Globally, higher healthcare demand strains existing systems, already overburdened by a

lack of resources and funding while longer life expectancy and increased disease burden

force higher patient loads. A majority of the South African population is medically uninsured

and therefore depend on emergency care; consequently, the healthcare service demand

easily exceeds available acute care to prevent life threat. When this happens, emergency

centres suffer from overcrowding and long patient waiting times, which increases morbidity

and mortality, associated patient risk. Moreover, critical resources such as staff and hospital

beds are required for an even flow of patients through hospitals, but are distributed

inefficiently. The South African healthcare system configuration therefore delays access to

and compromises the delivery of equitable, unbiased life-saving healthcare in an

environment moreover challenged by economic pressures. This calls for sustainable, costeffective

reform. Therefore, more efficient healthcare can save more lives by improving

access to life-saving care.

Research on current Healthcare Information Systems (HIS) shows an incoherent knowledge

body with conceptual gaps in theories on healthcare, which disengages transformation

potential. Comprehensive reform tactics thus require a priori concept discovery and

diagnostics to make research practically useful. The systematic use of BPM theories allowed

for the qualitative assessment of as-is process activity at patient touch-points at three

hospitals – two public and one private – in the Western Cape of South Africa. Because a

strategic Information Systems (IS) methodology, Business Process Management (BPM)

poses business process activity improvement, this research draws from successful BPM

activity as a means to improve patient flow processes in Emergency Centres (ECs). Success

is evaluated by drawing from empirically supported enabler categories and prescriptive

guidelines because BPM practice is not yet fully understood.

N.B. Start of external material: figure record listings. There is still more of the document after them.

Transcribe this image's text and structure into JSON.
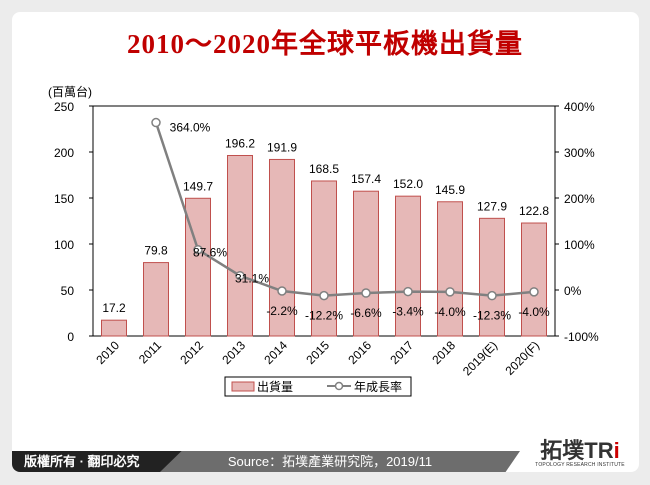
{
  "title": "2010～2020年全球平板機出貨量",
  "footer": {
    "copyright": "版權所有 · 翻印必究",
    "source": "Source：拓墣產業研究院，2019/11",
    "logo_text": "拓墣TRi",
    "logo_subtext": "TOPOLOGY RESEARCH INSTITUTE"
  },
  "colors": {
    "title": "#c00000",
    "bar_fill": "#e6b8b7",
    "bar_stroke": "#c0504d",
    "line": "#808080"
  },
  "chart_data": {
    "type": "bar+line",
    "categories": [
      "2010",
      "2011",
      "2012",
      "2013",
      "2014",
      "2015",
      "2016",
      "2017",
      "2018",
      "2019(E)",
      "2020(F)"
    ],
    "ylabel": "(百萬台)",
    "ylim": [
      0,
      250
    ],
    "yticks": [
      "0",
      "50",
      "100",
      "150",
      "200",
      "250"
    ],
    "y2lim": [
      -100,
      400
    ],
    "y2ticks": [
      "-100%",
      "0%",
      "100%",
      "200%",
      "300%",
      "400%"
    ],
    "legend_position": "bottom",
    "series": [
      {
        "name": "出貨量",
        "type": "bar",
        "values": [
          17.2,
          79.8,
          149.7,
          196.2,
          191.9,
          168.5,
          157.4,
          152.0,
          145.9,
          127.9,
          122.8
        ],
        "labels": [
          "17.2",
          "79.8",
          "149.7",
          "196.2",
          "191.9",
          "168.5",
          "157.4",
          "152.0",
          "145.9",
          "127.9",
          "122.8"
        ]
      },
      {
        "name": "年成長率",
        "type": "line",
        "axis": "right",
        "values": [
          null,
          364.0,
          87.6,
          31.1,
          -2.2,
          -12.2,
          -6.6,
          -3.4,
          -4.0,
          -12.3,
          -4.0
        ],
        "labels": [
          null,
          "364.0%",
          "87.6%",
          "31.1%",
          "-2.2%",
          "-12.2%",
          "-6.6%",
          "-3.4%",
          "-4.0%",
          "-12.3%",
          "-4.0%"
        ]
      }
    ]
  }
}
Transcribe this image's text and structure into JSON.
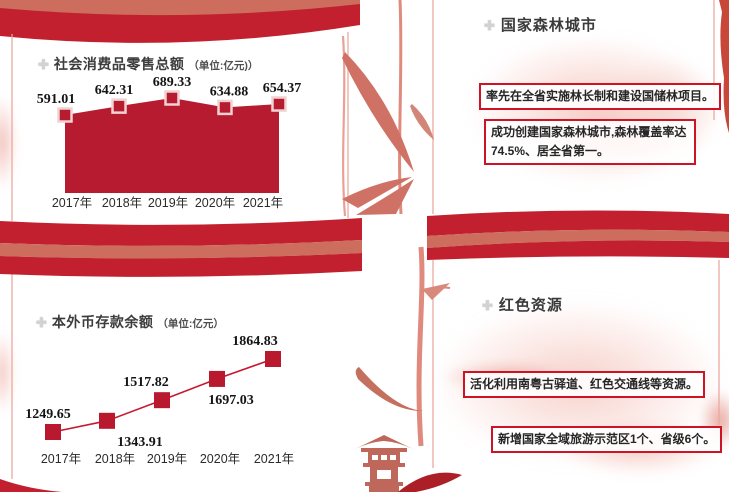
{
  "icons": {
    "plus": "✚"
  },
  "colors": {
    "roller_dark": "#c2202f",
    "roller_salmon": "#cc6d5d",
    "box_border": "#cc1426",
    "title_text": "#3a3a3a",
    "watercolor_pink": "#ee998a",
    "bamboo_salmon": "#e08a7e",
    "pagoda_red": "#bf675a"
  },
  "right_top": {
    "title": "国家森林城市",
    "boxes": [
      {
        "text": "率先在全省实施林长制和建设国储林项目。"
      },
      {
        "text": "成功创建国家森林城市,森林覆盖率达74.5%、居全省第一。"
      }
    ]
  },
  "right_bottom": {
    "title": "红色资源",
    "boxes": [
      {
        "text": "活化利用南粤古驿道、红色交通线等资源。"
      },
      {
        "text": "新增国家全域旅游示范区1个、省级6个。"
      }
    ]
  },
  "chart_data": [
    {
      "type": "area",
      "title": "社会消费品零售总额",
      "unit": "（单位:亿元)）",
      "categories": [
        "2017年",
        "2018年",
        "2019年",
        "2020年",
        "2021年"
      ],
      "values": [
        591.01,
        642.31,
        689.33,
        634.88,
        654.37
      ],
      "ylim": [
        591.01,
        689.33
      ],
      "grid": false,
      "legend": "none",
      "marker": "square",
      "colors": {
        "fill": "#b61b30",
        "marker": "#b61b30",
        "marker_border": "#f0d2d2"
      }
    },
    {
      "type": "line",
      "title": "本外币存款余额",
      "unit": "（单位:亿元）",
      "categories": [
        "2017年",
        "2018年",
        "2019年",
        "2020年",
        "2021年"
      ],
      "values": [
        1249.65,
        1343.91,
        1517.82,
        1697.03,
        1864.83
      ],
      "ylim": [
        1249.65,
        1864.83
      ],
      "grid": false,
      "legend": "none",
      "marker": "square",
      "colors": {
        "line": "#c41a31",
        "marker": "#b8192e"
      }
    }
  ]
}
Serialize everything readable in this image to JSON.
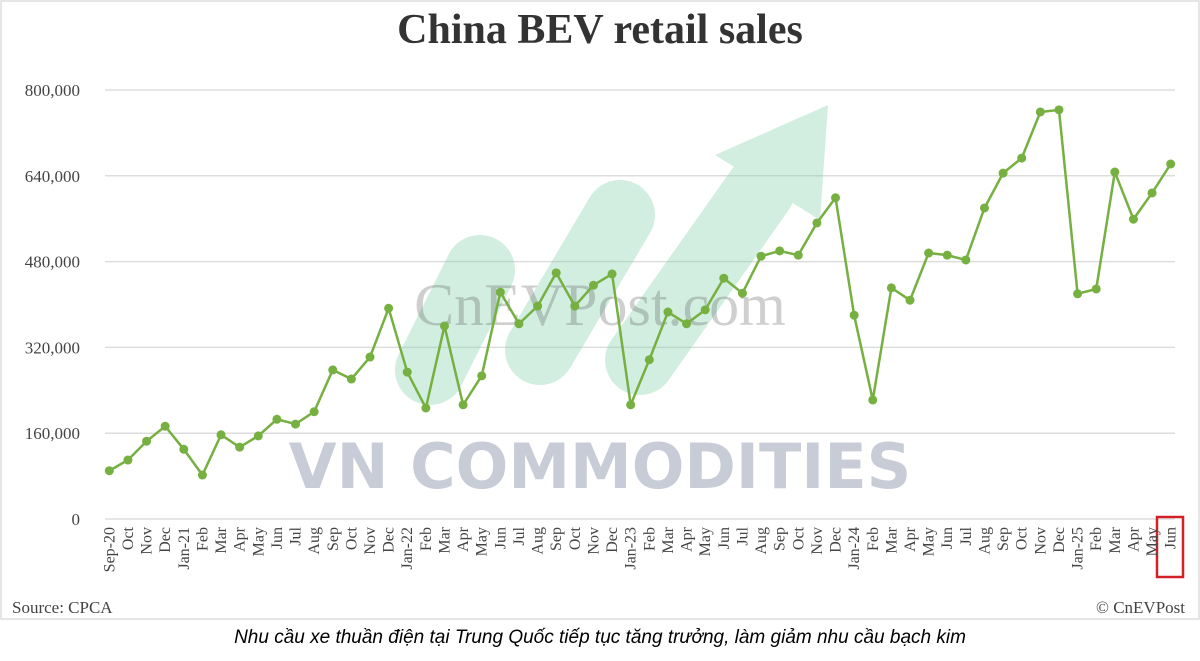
{
  "chart_data": {
    "type": "line",
    "title": "China BEV retail sales",
    "categories": [
      "Sep-20",
      "Oct",
      "Nov",
      "Dec",
      "Jan-21",
      "Feb",
      "Mar",
      "Apr",
      "May",
      "Jun",
      "Jul",
      "Aug",
      "Sep",
      "Oct",
      "Nov",
      "Dec",
      "Jan-22",
      "Feb",
      "Mar",
      "Apr",
      "May",
      "Jun",
      "Jul",
      "Aug",
      "Sep",
      "Oct",
      "Nov",
      "Dec",
      "Jan-23",
      "Feb",
      "Mar",
      "Apr",
      "May",
      "Jun",
      "Jul",
      "Aug",
      "Sep",
      "Oct",
      "Nov",
      "Dec",
      "Jan-24",
      "Feb",
      "Mar",
      "Apr",
      "May",
      "Jun",
      "Jul",
      "Aug",
      "Sep",
      "Oct",
      "Nov",
      "Dec",
      "Jan-25",
      "Feb",
      "Mar",
      "Apr",
      "May",
      "Jun"
    ],
    "values": [
      90000,
      110000,
      145000,
      173000,
      130000,
      82000,
      157000,
      134000,
      155000,
      186000,
      177000,
      200000,
      278000,
      261000,
      302000,
      393000,
      274000,
      207000,
      360000,
      213000,
      267000,
      423000,
      364000,
      397000,
      459000,
      397000,
      436000,
      457000,
      213000,
      297000,
      386000,
      364000,
      390000,
      449000,
      421000,
      490000,
      500000,
      492000,
      552000,
      599000,
      380000,
      222000,
      431000,
      408000,
      496000,
      492000,
      483000,
      580000,
      645000,
      673000,
      759000,
      763000,
      420000,
      429000,
      647000,
      559000,
      608000,
      662000
    ],
    "color": "#76b041",
    "ylim": [
      0,
      800000
    ],
    "yticks": [
      0,
      {
        "value": 160000,
        "label": "160,000"
      },
      {
        "value": 320000,
        "label": "320,000"
      },
      {
        "value": 480000,
        "label": "480,000"
      },
      {
        "value": 640000,
        "label": "640,000"
      },
      {
        "value": 800000,
        "label": "800,000"
      }
    ],
    "grid": true,
    "source": "Source: CPCA",
    "credit": "© CnEVPost",
    "watermarks": [
      "CnEVPost.com",
      "VN COMMODITIES"
    ]
  },
  "caption": "Nhu cầu xe thuần điện tại Trung Quốc tiếp tục tăng trưởng, làm giảm nhu cầu bạch kim"
}
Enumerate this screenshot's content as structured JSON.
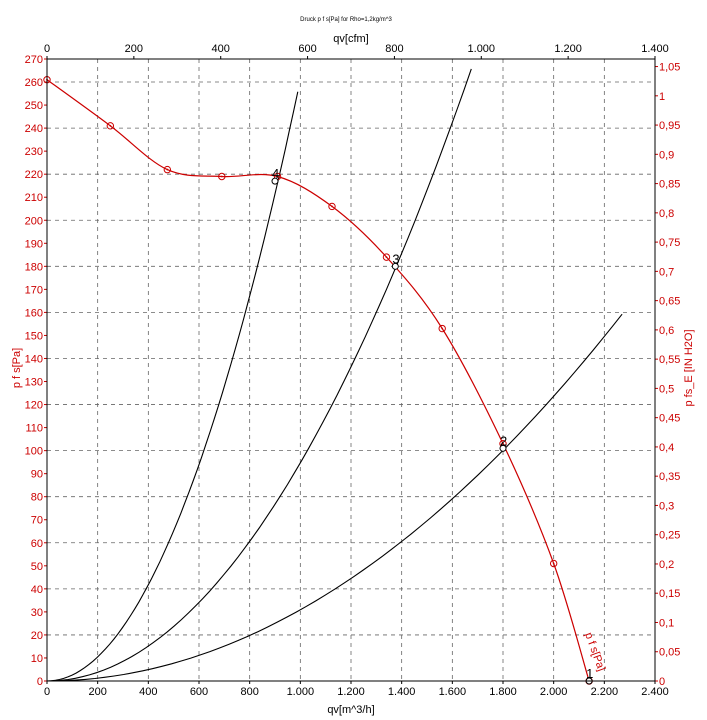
{
  "chart_data": {
    "type": "line",
    "title": "Druck p f s[Pa] for Rho=1,2kg/m^3",
    "xlabel": "qv[m^3/h]",
    "x2label": "qv[cfm]",
    "ylabel": "p f s[Pa]",
    "y2label": "p fs_E [IN H2O]",
    "series_label": "p f s[Pa]",
    "xlim": [
      0,
      2400
    ],
    "ylim": [
      0,
      270
    ],
    "x2lim": [
      0,
      1400
    ],
    "y2lim": [
      0,
      1.0629
    ],
    "grid": true,
    "x_ticks": [
      "0",
      "200",
      "400",
      "600",
      "800",
      "1.000",
      "1.200",
      "1.400",
      "1.600",
      "1.800",
      "2.000",
      "2.200",
      "2.400"
    ],
    "x2_ticks": [
      "0",
      "200",
      "400",
      "600",
      "800",
      "1.000",
      "1.200",
      "1.400"
    ],
    "y_ticks": [
      "0",
      "10",
      "20",
      "30",
      "40",
      "50",
      "60",
      "70",
      "80",
      "90",
      "100",
      "110",
      "120",
      "130",
      "140",
      "150",
      "160",
      "170",
      "180",
      "190",
      "200",
      "210",
      "220",
      "230",
      "240",
      "250",
      "260",
      "270"
    ],
    "y2_ticks": [
      "0",
      "0,05",
      "0,1",
      "0,15",
      "0,2",
      "0,25",
      "0,3",
      "0,35",
      "0,4",
      "0,45",
      "0,5",
      "0,55",
      "0,6",
      "0,65",
      "0,7",
      "0,75",
      "0,8",
      "0,85",
      "0,9",
      "0,95",
      "1",
      "1,05"
    ],
    "fan_curve": {
      "color": "#cc0000",
      "x": [
        0,
        250,
        475,
        690,
        910,
        1125,
        1340,
        1560,
        1800,
        2000,
        2140
      ],
      "y": [
        261,
        241,
        222,
        219,
        219,
        206,
        184,
        153,
        103,
        51,
        0
      ]
    },
    "system_curves": [
      {
        "color": "#000000",
        "k": 0.000261,
        "x_max": 990
      },
      {
        "color": "#000000",
        "k": 9.47e-05,
        "x_max": 1675
      },
      {
        "color": "#000000",
        "k": 3.09e-05,
        "x_max": 2270
      }
    ],
    "operating_points": [
      {
        "label": "1",
        "x": 2140,
        "y": 0
      },
      {
        "label": "2",
        "x": 1800,
        "y": 101
      },
      {
        "label": "3",
        "x": 1375,
        "y": 180
      },
      {
        "label": "4",
        "x": 900,
        "y": 217
      }
    ]
  }
}
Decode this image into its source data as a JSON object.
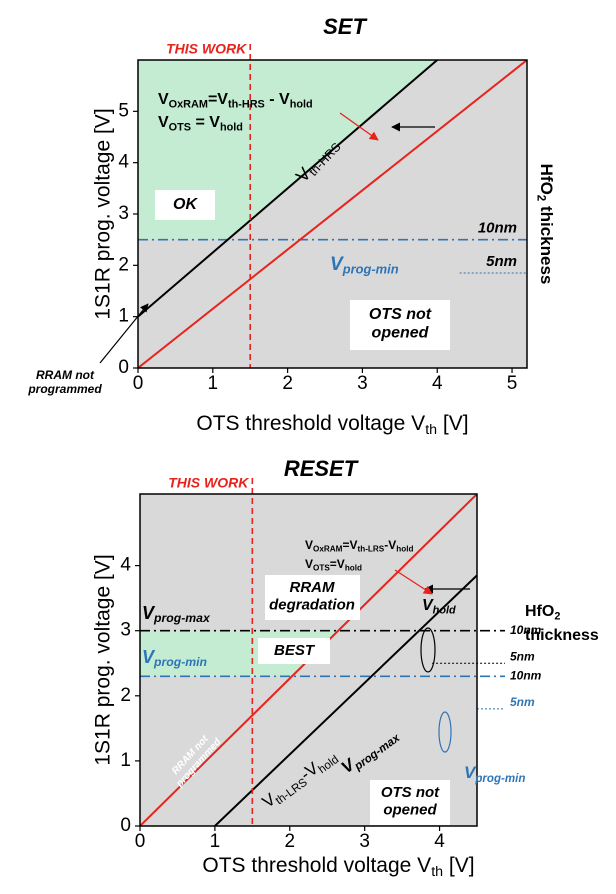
{
  "chart_data": [
    {
      "type": "line",
      "title": "SET",
      "xlabel": {
        "parts": [
          "OTS threshold voltage V",
          "th",
          " [V]"
        ]
      },
      "ylabel": "1S1R prog. voltage [V]",
      "xlim": [
        0,
        5.2
      ],
      "ylim": [
        0,
        6.0
      ],
      "xticks": [
        0,
        1,
        2,
        3,
        4,
        5
      ],
      "yticks": [
        0,
        1,
        2,
        3,
        4,
        5
      ],
      "series": [
        {
          "color": "#000000",
          "x": [
            0,
            4.0
          ],
          "values": [
            1,
            6.0
          ]
        },
        {
          "color": "#e8231c",
          "x": [
            0,
            5.2
          ],
          "values": [
            0,
            6.0
          ]
        }
      ],
      "hlines": [
        {
          "value": 2.5,
          "from": 0,
          "color": "#2e75b6",
          "style": "dashdot",
          "label": "10nm"
        },
        {
          "value": 1.85,
          "from": 4.3,
          "color": "#2e75b6",
          "style": "dot",
          "label": "5nm"
        }
      ],
      "vline": {
        "value": 1.5,
        "color": "#e8231c",
        "label": "THIS WORK"
      },
      "annotations": [
        {
          "parts": [
            "V",
            "OxRAM",
            "=V",
            "th-HRS",
            " - V",
            "hold"
          ]
        },
        {
          "parts": [
            "V",
            "OTS",
            " = V",
            "hold"
          ]
        },
        {
          "lines": [
            "OK"
          ]
        },
        {
          "parts": [
            "V",
            "th-HRS"
          ]
        },
        {
          "parts": [
            "V",
            "prog-min"
          ]
        },
        {
          "lines": [
            "OTS not",
            "opened"
          ]
        },
        {
          "lines": [
            "RRAM not",
            "programmed"
          ]
        },
        {
          "parts": [
            "HfO",
            "2",
            " thickness"
          ]
        }
      ]
    },
    {
      "type": "line",
      "title": "RESET",
      "xlabel": {
        "parts": [
          "OTS threshold voltage V",
          "th",
          " [V]"
        ]
      },
      "ylabel": "1S1R prog. voltage [V]",
      "xlim": [
        0,
        4.5
      ],
      "ylim": [
        0,
        5.1
      ],
      "xticks": [
        0,
        1,
        2,
        3,
        4
      ],
      "yticks": [
        0,
        1,
        2,
        3,
        4
      ],
      "series": [
        {
          "color": "#e8231c",
          "x": [
            0,
            4.5
          ],
          "values": [
            0,
            5.1
          ]
        },
        {
          "color": "#000000",
          "x": [
            1,
            4.5
          ],
          "values": [
            0,
            3.85
          ]
        }
      ],
      "hlines": [
        {
          "value": 3.0,
          "from": 0,
          "color": "#000000",
          "style": "dashdot",
          "label": "10nm"
        },
        {
          "value": 2.5,
          "from": 3.9,
          "color": "#000000",
          "style": "dot",
          "label": "5nm"
        },
        {
          "value": 2.3,
          "from": 0,
          "color": "#2e75b6",
          "style": "dashdot",
          "label": "10nm"
        },
        {
          "value": 1.8,
          "from": 4.5,
          "color": "#2e75b6",
          "style": "dot",
          "label": "5nm"
        }
      ],
      "vline": {
        "value": 1.5,
        "color": "#e8231c",
        "label": "THIS WORK"
      },
      "annotations": [
        {
          "parts": [
            "V",
            "OxRAM",
            "=V",
            "th-LRS",
            "-V",
            "hold"
          ]
        },
        {
          "parts": [
            "V",
            "OTS",
            "=V",
            "hold"
          ]
        },
        {
          "lines": [
            "RRAM",
            "degradation"
          ]
        },
        {
          "lines": [
            "BEST"
          ]
        },
        {
          "lines": [
            "RRAM not",
            "programmed"
          ]
        },
        {
          "lines": [
            "OTS not",
            "opened"
          ]
        },
        {
          "parts": [
            "V",
            "th-LRS",
            "-V",
            "hold"
          ]
        },
        {
          "parts": [
            "V",
            "prog-max"
          ]
        },
        {
          "parts": [
            "V",
            "hold"
          ]
        },
        {
          "parts": [
            "V",
            "prog-max"
          ]
        },
        {
          "parts": [
            "V",
            "prog-min"
          ]
        },
        {
          "parts": [
            "V",
            "prog-min"
          ]
        },
        {
          "parts": [
            "HfO",
            "2"
          ]
        },
        {
          "lines": [
            "thickness"
          ]
        }
      ]
    }
  ]
}
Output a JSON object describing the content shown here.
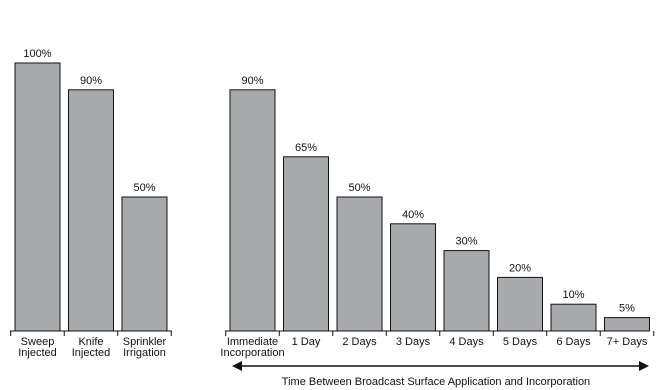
{
  "chart_data": {
    "type": "bar",
    "title": "",
    "xlabel": "Time Between Broadcast Surface Application and Incorporation",
    "ylabel": "",
    "ylim": [
      0,
      100
    ],
    "grid": false,
    "groups": [
      {
        "categories": [
          [
            "Sweep",
            "Injected"
          ],
          [
            "Knife",
            "Injected"
          ],
          [
            "Sprinkler",
            "Irrigation"
          ]
        ],
        "values": [
          100,
          90,
          50
        ],
        "labels": [
          "100%",
          "90%",
          "50%"
        ]
      },
      {
        "categories": [
          [
            "Immediate",
            "Incorporation"
          ],
          [
            "1 Day"
          ],
          [
            "2 Days"
          ],
          [
            "3 Days"
          ],
          [
            "4 Days"
          ],
          [
            "5 Days"
          ],
          [
            "6 Days"
          ],
          [
            "7+ Days"
          ]
        ],
        "values": [
          90,
          65,
          50,
          40,
          30,
          20,
          10,
          5
        ],
        "labels": [
          "90%",
          "65%",
          "50%",
          "40%",
          "30%",
          "20%",
          "10%",
          "5%"
        ]
      }
    ]
  }
}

The results show a clear correlation between the improvement areas at the three hospitals;

improvements on aspects of actions and decisions taken during patient-flow process

activity, therefore support a pragmatic approach to reform. The data confirms disparity

between public and private healthcare. Healthcare appears to be a “doctor driven” service,

which, based on qualitative decision-making, navigates patients along defined flows,

enabled by supporting human capital and hospital assets. Optimal patient flow is a product

of symbiotic working relationships and depends on efficient integration with wider hospital

functions. Shorter waiting times and hospital stays reduce process burden. This leads to

more efficient resource usage and regulated access to healthcare. However, integrated

healthcare reform must consider the time demands and rigidity of clinical processes. The

challenge lies in finding the space to invite parallel business agility to drive the reform of the

stricken healthcare industry in South Africa.